Equipping the PLAAF: The Long March to Modernity
David Shlapak
Since the early 1990s, and rapidly accelerating after the latter half of that decade, China has undertaken an ambitious program of military modernization, one that continues vigorously today.1 A primary focal point of this effort has been to update and upgrade the People’s Liberation Army Air Force (PLAAF), which for the first 40-plus years of its existence had been a backward force, equipped with numerous but antiquated aircraft flown by poorly trained pilots. While it has yet to completely outgrow this modest past, the PLAAF has undergone a remarkable transformation over the last 20 years, a process that seems certain to continue through the foreseeable future.
This paper addresses one aspect of the PLAAF’s ongoing evolution: its aircraft and weapons.

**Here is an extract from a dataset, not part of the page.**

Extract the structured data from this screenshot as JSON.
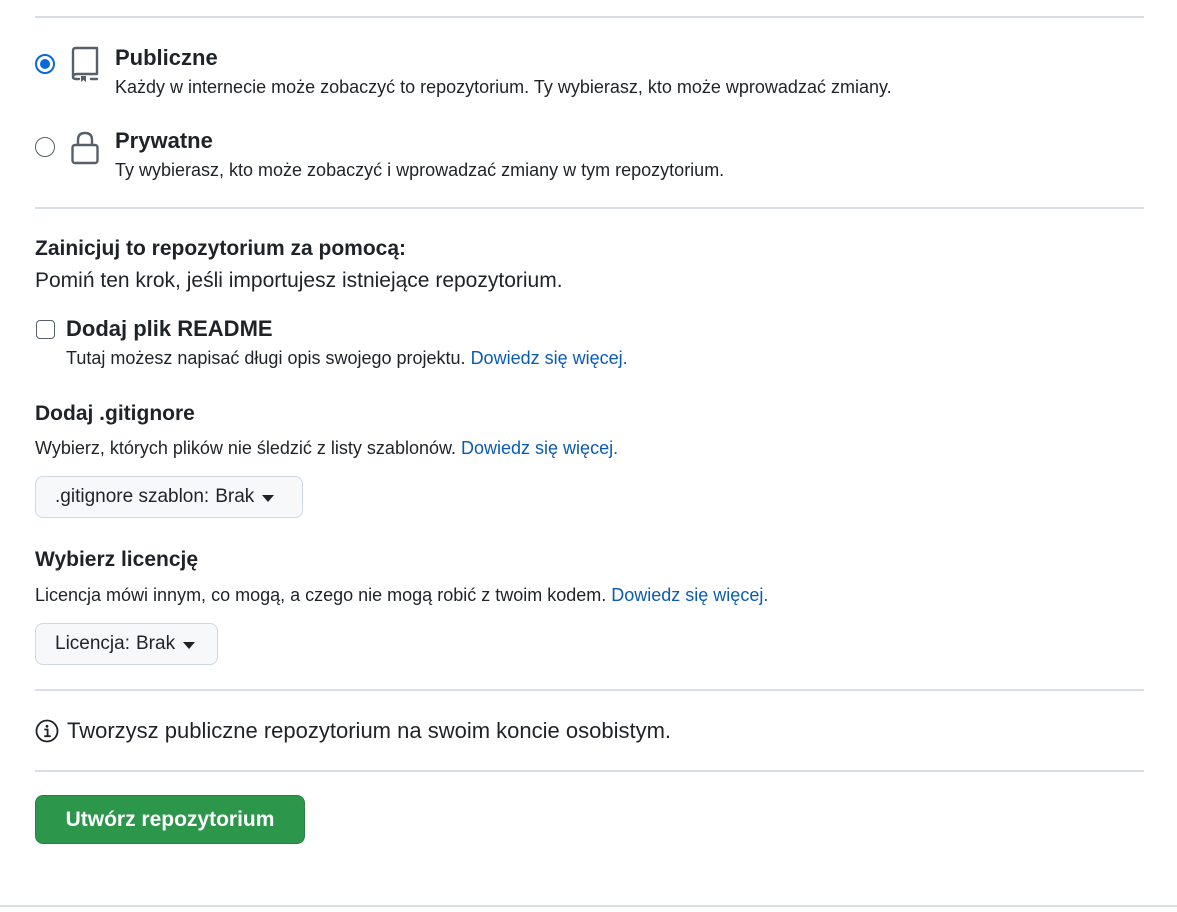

This assessment leads to a conclusion that the point of the PLAAF’s spear—its fleet of modern combat aircraft along with their munitions— has mostly caught up to the standards of other advanced air forces. In terms of its physical hardware, the PLAAF will soon have the ability to credibly challenge the United States over the nearby waters of the Taiwan Strait, if it is not capable already. However, the PLAAF’s ability to project airpower against a first-rate adversary in an arena farther from China’s shores—over the South China Sea or beyond—remains more doubtful, although this could change in the next decade.
Equipment is of course only one piece of the airpower puzzle; without adequate doctrine, leadership, training, and ground support, the most modern aircraft and equipment are at best a static display and at worst a target array. So, this paper’s judgment of China’s air force must be partial; larger and more integrated assessments are needed to understand the PLAAF more thoroughly. What can be said is, should the PLAAF falter in a Taiwan contingency, its leaders will be hard put to lay the blame on their tools.